PBT works by creating a PopulationBasedTraining scheduler object. You then pass this scheduler to tune.run. Inside tune.run, for each trial, you must tune.report() the time_attr and reward_attr. The scheduler monitors these reports. When perturbation_interval is met, it looks at the reported reward_attr values across all active trials. It identifies the best-performing trials based on quantile_fraction and then samples hyperparameters from their configurations. These sampled hyperparameters are then used to "resume" the training of other, less fit trials. The hyperparam_mutations define the distribution from which these new hyperparameters are drawn, allowing for exploration around the successful ones.

The resample_probability is crucial. If a trial’s hyperparameters are copied, there’s a chance it will also randomly resample its hyperparameters from the hyperparam_mutations space. This prevents the population from becoming too homogeneous and getting stuck in a local optimum. Instead, it ensures that even the "winners" might try something a bit different.

When PBT copies hyperparameters, it doesn’t restart the trial. It takes the current state of a trial and applies the new hyperparameters to its future training steps. This is how it achieves continuous evolution.

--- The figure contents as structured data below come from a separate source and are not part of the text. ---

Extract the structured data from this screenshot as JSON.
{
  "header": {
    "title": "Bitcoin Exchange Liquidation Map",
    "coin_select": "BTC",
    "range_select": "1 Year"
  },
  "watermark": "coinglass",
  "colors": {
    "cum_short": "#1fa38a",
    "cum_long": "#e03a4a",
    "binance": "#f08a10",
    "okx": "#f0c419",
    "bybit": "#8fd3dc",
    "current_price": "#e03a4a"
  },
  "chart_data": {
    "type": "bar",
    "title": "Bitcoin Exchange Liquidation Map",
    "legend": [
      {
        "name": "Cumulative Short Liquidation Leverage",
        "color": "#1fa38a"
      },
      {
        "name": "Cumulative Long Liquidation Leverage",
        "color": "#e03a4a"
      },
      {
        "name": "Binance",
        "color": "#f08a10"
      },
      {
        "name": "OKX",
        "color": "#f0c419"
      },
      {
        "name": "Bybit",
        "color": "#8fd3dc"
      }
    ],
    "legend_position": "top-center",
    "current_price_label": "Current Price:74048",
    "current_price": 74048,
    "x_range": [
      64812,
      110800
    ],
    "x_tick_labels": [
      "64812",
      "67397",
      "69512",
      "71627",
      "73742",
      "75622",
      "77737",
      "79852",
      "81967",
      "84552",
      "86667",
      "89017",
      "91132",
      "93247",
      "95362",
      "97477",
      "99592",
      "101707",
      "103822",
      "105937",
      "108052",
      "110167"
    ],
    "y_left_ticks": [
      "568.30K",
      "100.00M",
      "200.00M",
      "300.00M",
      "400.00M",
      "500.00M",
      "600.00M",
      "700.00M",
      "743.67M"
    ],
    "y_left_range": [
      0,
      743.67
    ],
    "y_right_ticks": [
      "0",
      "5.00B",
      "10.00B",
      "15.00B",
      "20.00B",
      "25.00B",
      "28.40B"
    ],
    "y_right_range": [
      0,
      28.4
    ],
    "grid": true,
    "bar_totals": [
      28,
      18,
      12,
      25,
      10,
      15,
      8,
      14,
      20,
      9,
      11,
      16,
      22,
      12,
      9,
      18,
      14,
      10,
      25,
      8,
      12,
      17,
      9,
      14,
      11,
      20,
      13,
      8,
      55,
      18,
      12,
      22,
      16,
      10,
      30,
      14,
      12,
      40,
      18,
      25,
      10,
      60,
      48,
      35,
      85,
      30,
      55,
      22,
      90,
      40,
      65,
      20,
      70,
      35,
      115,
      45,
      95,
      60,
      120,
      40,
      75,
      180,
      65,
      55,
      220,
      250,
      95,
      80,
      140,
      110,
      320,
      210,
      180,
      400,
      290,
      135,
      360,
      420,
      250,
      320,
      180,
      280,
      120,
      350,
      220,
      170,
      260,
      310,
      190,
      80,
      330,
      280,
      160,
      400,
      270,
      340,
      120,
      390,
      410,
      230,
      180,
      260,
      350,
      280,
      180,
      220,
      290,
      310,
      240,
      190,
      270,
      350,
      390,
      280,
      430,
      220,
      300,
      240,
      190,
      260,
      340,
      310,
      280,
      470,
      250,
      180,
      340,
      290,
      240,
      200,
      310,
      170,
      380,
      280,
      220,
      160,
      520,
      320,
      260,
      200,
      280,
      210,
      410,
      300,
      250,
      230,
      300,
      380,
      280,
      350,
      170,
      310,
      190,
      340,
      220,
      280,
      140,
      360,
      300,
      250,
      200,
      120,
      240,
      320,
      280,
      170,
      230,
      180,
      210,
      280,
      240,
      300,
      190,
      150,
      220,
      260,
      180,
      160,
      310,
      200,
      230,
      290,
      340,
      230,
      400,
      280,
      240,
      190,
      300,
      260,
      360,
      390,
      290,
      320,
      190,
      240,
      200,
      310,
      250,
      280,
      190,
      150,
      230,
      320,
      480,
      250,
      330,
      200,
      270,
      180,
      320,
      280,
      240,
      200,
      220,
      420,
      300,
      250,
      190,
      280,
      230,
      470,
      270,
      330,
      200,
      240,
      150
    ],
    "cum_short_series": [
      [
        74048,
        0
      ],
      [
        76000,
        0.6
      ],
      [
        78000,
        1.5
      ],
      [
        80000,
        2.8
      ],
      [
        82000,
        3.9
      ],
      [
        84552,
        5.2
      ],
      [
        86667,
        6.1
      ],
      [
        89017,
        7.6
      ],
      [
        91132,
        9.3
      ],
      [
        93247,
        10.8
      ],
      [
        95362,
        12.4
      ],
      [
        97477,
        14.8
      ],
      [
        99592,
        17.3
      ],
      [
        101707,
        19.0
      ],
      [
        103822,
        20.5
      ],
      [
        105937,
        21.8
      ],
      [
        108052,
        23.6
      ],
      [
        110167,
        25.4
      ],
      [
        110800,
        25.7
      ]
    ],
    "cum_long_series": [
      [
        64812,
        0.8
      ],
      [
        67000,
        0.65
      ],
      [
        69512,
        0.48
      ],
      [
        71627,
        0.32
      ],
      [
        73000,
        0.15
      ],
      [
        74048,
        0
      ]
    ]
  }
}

What happens is that the PBT scheduler, after a perturbation_interval, will look at the reported reward_attr for all trials that have reached that time_attr milestone. It then selects a subset of the best trials (based on quantile_fraction). For each trial that is not among the best, the scheduler picks one of the best trials (with a probability based on their relative performance) and copies its hyperparameters. It then applies the hyperparam_mutations to these copied hyperparameters, and the less fit trial resumes training with these potentially new values.

The next thing you’ll likely want to explore is how PBT interacts with more complex search spaces and how to properly set the perturbation_interval and quantile_fraction for different problem types.